HR as a profession and a practice is finding itself at a crossroads. Does employee engagement as a measure still matter? Should we conduct annual performance reviews? How can we make a tangible impact on work culture?
These are a few topics we discussed in part 2 of our Q&A with Dr. Bill Castellano (check out part 1 here). He shared advice based on his experience as a consultant in the field and a professor at Rutgers University. In particular, we talked about employee fit, continuous feedback, and psychological safety as key drivers of engagement in today’s workplace.
Read the conclusion of our Q&A below.
How has our understanding of engagement evolved over the years? Do you think it’s still a key metric for HR to measure?

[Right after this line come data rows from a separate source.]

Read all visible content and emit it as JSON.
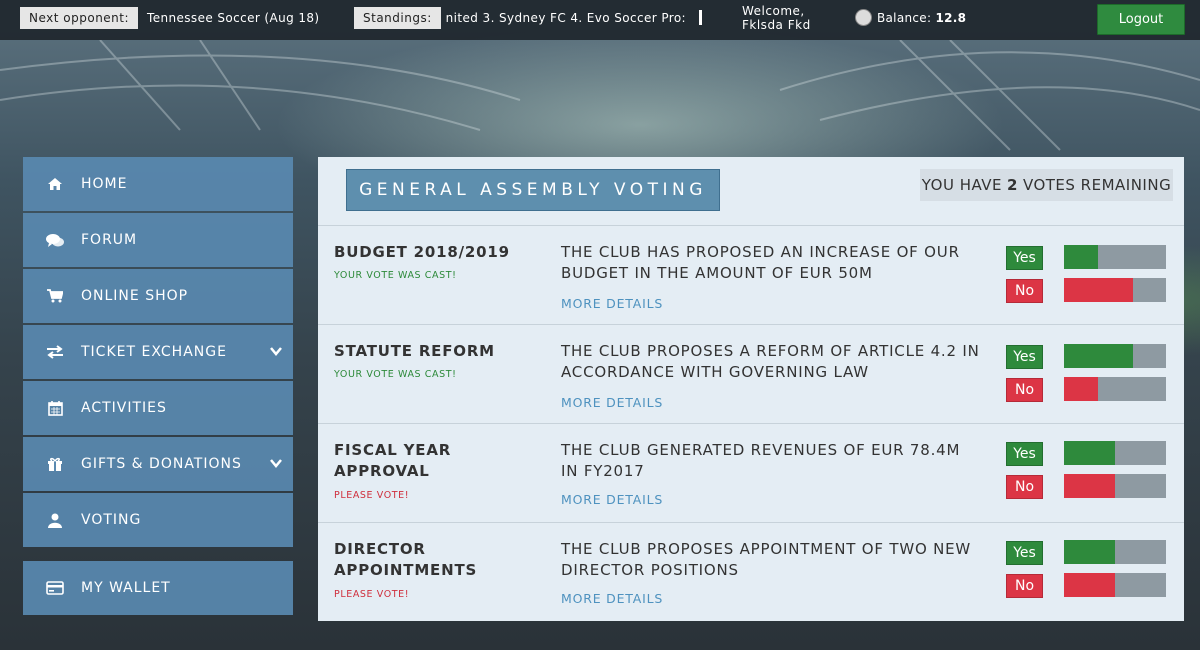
{
  "topbar": {
    "next_opponent_label": "Next opponent:",
    "next_opponent_value": "Tennessee Soccer (Aug 18)",
    "standings_label": "Standings:",
    "standings_value": "nited 3. Sydney FC 4. Evo Soccer Pro:",
    "welcome_line1": "Welcome,",
    "welcome_line2": "Fklsda Fkd",
    "balance_label": "Balance:",
    "balance_value": "12.8",
    "logout_label": "Logout",
    "coin_icon": "coin-icon"
  },
  "sidebar": {
    "items": [
      {
        "label": "HOME",
        "icon": "home-icon"
      },
      {
        "label": "FORUM",
        "icon": "chat-icon"
      },
      {
        "label": "ONLINE SHOP",
        "icon": "cart-icon"
      },
      {
        "label": "TICKET EXCHANGE",
        "icon": "exchange-icon"
      },
      {
        "label": "ACTIVITIES",
        "icon": "calendar-icon"
      },
      {
        "label": "GIFTS & DONATIONS",
        "icon": "gift-icon"
      },
      {
        "label": "VOTING",
        "icon": "user-icon"
      }
    ],
    "wallet": {
      "label": "MY WALLET",
      "icon": "credit-card-icon"
    }
  },
  "main": {
    "title": "GENERAL ASSEMBLY VOTING",
    "votes_prefix": "YOU HAVE",
    "votes_count": "2",
    "votes_suffix": "VOTES REMAINING",
    "yes_label": "Yes",
    "no_label": "No",
    "more_details_label": "MORE DETAILS",
    "proposals": [
      {
        "title": "BUDGET 2018/2019",
        "status": "YOUR VOTE WAS CAST!",
        "description": "THE CLUB HAS PROPOSED AN INCREASE OF OUR BUDGET IN THE AMOUNT OF EUR 50M",
        "yes_share": 0.33,
        "no_share": 0.68
      },
      {
        "title": "STATUTE REFORM",
        "status": "YOUR VOTE WAS CAST!",
        "description": "THE CLUB PROPOSES A REFORM OF ARTICLE 4.2 IN ACCORDANCE WITH GOVERNING LAW",
        "yes_share": 0.68,
        "no_share": 0.33
      },
      {
        "title": "FISCAL YEAR APPROVAL",
        "status": "PLEASE VOTE!",
        "description": "THE CLUB GENERATED REVENUES OF EUR 78.4M IN FY2017",
        "yes_share": 0.5,
        "no_share": 0.5
      },
      {
        "title": "DIRECTOR APPOINTMENTS",
        "status": "PLEASE VOTE!",
        "description": "THE CLUB PROPOSES APPOINTMENT OF TWO NEW DIRECTOR POSITIONS",
        "yes_share": 0.5,
        "no_share": 0.5
      }
    ]
  },
  "colors": {
    "nav_bg": "#5989b0",
    "yes": "#2e8a3c",
    "no": "#dc3545",
    "link": "#4e92bf"
  }
}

It is a critical metric. However, most measures miss the mark.
In my research, I’ve found engagement to be a multidimensional psychological state, one which includes job involvement, affective commitment, and positivity affectivity – people who come to work with a lot of vigor and enthusiasm.
But I go back to question number two, where I mentioned that the real way to increase engagement is to focus on fit. I think fit plays a huge role. Co-worker relationships and management relationships are big drivers of engagement.

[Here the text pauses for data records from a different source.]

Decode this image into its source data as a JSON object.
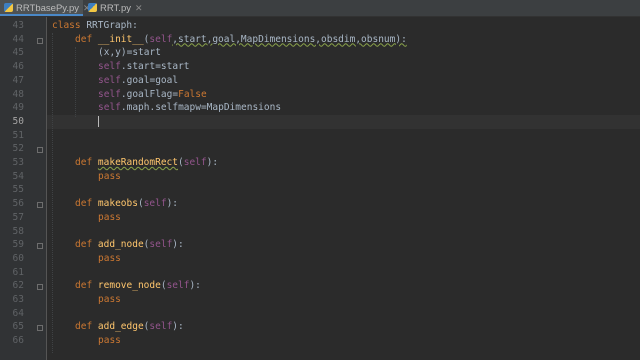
{
  "tabs": [
    {
      "label": "RRTbasePy.py",
      "active": true
    },
    {
      "label": "RRT.py",
      "active": false
    }
  ],
  "line_numbers": [
    "43",
    "44",
    "45",
    "46",
    "47",
    "48",
    "49",
    "50",
    "51",
    "52",
    "53",
    "54",
    "55",
    "56",
    "57",
    "58",
    "59",
    "60",
    "61",
    "62",
    "63",
    "64",
    "65",
    "66"
  ],
  "current_line": "50",
  "code": {
    "l43": {
      "kw": "class",
      "name": " RRTGraph:"
    },
    "l44": {
      "kw": "def",
      "fn": "__init__",
      "p1": "(",
      "self": "self",
      "rest": ",start,goal,MapDimensions,obsdim,obsnum):"
    },
    "l45": {
      "text": "(x,y)=start"
    },
    "l46": {
      "self": "self",
      "rest": ".start=start"
    },
    "l47": {
      "self": "self",
      "rest": ".goal=goal"
    },
    "l48": {
      "self": "self",
      "rest": ".goalFlag=",
      "kwval": "False"
    },
    "l49": {
      "self": "self",
      "rest": ".maph.selfmapw=MapDimensions"
    },
    "l53": {
      "kw": "def",
      "fn": "makeRandomRect",
      "p1": "(",
      "self": "self",
      "p2": "):"
    },
    "l54": {
      "kw": "pass"
    },
    "l56": {
      "kw": "def",
      "fn": "makeobs",
      "p1": "(",
      "self": "self",
      "p2": "):"
    },
    "l57": {
      "kw": "pass"
    },
    "l59": {
      "kw": "def",
      "fn": "add_node",
      "p1": "(",
      "self": "self",
      "p2": "):"
    },
    "l60": {
      "kw": "pass"
    },
    "l62": {
      "kw": "def",
      "fn": "remove_node",
      "p1": "(",
      "self": "self",
      "p2": "):"
    },
    "l63": {
      "kw": "pass"
    },
    "l65": {
      "kw": "def",
      "fn": "add_edge",
      "p1": "(",
      "self": "self",
      "p2": "):"
    },
    "l66": {
      "kw": "pass"
    }
  }
}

It also goes back to line of sight – helping workers understand how their performance helps organizations achieve their objectives. This also increases meaningfulness of the work at hand.
The right combination should be a win-win. By helping employees be successful and fit into the organization, the organization achieves its strategic objectives.
That’s a great point. We’ve seen a lot about meaning and vigor come up in our research.
I always get a kick from how many measures rely on employee satisfaction. Satisfaction isn’t always positively related to performance. There are a lot of satisfied employees who are not very productive.
What’s your take on the move away from the annual review? Do you have any advice for companies navigating this change?
Given the ebbs and flows of the workplace, I think reviews should be a continuous process – a continuous conversation that managers and employees have throughout the year. Providing and collecting immediate feedback is a very powerful way to change and manage behaviors.
What does a human workplace mean to you?
A human workplace is an environment where people have autonomy, are empowered, and are provided with the training they need to be successful.
As I mentioned, role fit, organizational fit, co-worker relationships, support of managers, transformational leaders, psychological safety – all of these things can create the conditions where employees feel there is meaning in the work they’re doing.
Another element that I see in the context of a human workplace is a focus on corporate social responsibility. More companies are paying attention to the impact they have on the broader community and the world itself.